Egypt attracted a cumulative $5.9 billion in renewables financing between 2010-23 while Morocco received $5.6 billion, according to a report published on Wednesday. However, Egypt’s global rank dropped from third place in 2022 to 23rd in 2023.
The report was released by the agencies overseeing the UN’s Sustainable Development Goal 7, which calls for “affordable, reliable, sustainable and modern energy for all” by 2030.
Western Asia and Northern Africa, which groups 26 countries, attracted a cumulative $27.8 billion out of a world total of $222.4 billion, the study said.
Financial flows to Western Asia and Northern Africa rose 32 percent year on year to $2.7 billion in 2023, with solar taking a 40 percent share of the total and wind 17 percent.
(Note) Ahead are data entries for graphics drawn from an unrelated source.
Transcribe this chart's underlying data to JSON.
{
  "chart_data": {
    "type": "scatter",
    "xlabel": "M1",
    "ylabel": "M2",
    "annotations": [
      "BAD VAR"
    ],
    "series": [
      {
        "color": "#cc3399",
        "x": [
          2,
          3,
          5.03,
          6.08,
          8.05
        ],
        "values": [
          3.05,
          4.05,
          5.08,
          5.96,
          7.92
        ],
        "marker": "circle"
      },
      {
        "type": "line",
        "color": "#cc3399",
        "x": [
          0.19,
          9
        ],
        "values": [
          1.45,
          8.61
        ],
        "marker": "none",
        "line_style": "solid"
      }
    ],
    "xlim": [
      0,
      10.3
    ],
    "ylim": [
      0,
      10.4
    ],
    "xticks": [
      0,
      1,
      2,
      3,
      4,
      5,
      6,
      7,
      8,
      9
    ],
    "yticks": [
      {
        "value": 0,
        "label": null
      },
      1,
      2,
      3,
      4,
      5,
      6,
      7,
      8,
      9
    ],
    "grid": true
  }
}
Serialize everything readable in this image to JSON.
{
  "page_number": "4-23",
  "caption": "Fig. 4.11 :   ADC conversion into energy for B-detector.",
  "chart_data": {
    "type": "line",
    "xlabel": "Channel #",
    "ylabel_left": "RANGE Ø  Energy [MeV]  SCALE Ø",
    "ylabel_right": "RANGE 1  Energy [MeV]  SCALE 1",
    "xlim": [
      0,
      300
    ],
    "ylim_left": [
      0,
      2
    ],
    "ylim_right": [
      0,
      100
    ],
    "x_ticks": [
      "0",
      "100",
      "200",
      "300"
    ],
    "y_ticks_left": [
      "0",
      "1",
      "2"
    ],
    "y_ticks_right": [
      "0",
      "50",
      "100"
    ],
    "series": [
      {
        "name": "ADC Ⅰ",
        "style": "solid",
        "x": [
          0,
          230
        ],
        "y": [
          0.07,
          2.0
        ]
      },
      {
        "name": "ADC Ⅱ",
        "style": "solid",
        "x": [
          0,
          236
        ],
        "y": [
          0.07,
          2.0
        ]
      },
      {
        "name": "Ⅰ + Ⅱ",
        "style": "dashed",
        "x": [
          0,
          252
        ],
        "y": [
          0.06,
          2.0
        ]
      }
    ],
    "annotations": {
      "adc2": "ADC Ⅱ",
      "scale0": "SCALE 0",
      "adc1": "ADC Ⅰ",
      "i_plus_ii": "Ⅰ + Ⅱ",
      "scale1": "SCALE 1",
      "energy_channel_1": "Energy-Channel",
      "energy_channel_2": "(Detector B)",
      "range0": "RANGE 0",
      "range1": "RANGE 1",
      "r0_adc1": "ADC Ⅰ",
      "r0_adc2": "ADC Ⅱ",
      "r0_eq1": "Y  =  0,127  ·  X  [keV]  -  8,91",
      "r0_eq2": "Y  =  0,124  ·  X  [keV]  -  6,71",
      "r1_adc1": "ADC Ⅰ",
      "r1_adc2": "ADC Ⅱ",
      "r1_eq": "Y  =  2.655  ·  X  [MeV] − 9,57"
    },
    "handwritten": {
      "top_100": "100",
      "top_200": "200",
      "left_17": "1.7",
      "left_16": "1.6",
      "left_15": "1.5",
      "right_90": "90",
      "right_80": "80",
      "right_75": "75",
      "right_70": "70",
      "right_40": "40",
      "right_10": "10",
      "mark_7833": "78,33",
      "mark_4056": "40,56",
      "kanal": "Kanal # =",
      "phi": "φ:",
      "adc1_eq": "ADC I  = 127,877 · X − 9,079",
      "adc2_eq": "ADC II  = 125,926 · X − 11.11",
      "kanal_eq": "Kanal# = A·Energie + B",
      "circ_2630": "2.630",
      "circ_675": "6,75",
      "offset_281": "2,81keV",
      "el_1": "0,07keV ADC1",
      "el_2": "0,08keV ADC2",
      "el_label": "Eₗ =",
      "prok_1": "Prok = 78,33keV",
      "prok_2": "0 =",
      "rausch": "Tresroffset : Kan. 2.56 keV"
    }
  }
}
Egypt, Turkey, Tunisia and Morocco were the top four recipients in the region.
Iraq, Syria and Sudan were among the region’s lowest recipients with less than 10 US cents per capita in 2023. Yemen received the least, less than a tenth of a cent per capita.
Saudi Arabia, ranked among the top 20 energy-consuming countries, more than doubled its share of renewable power year on year in 2022, but that share was just 0.15 percent of the country’s total energy consumption.
Between 2021 and 2023, the increase in renewables capacity helped boost electrification in Western Asia and Northern Africa to 10.3 million people, when the annual population increase was 8.2 million.
Higher levels of funding coincided with greater growth in renewables-generating capacity, which more than doubled 181 watts per capita in 2023 from 2013, while globally it grew by 120 percent to 478 watts per capita, the report said.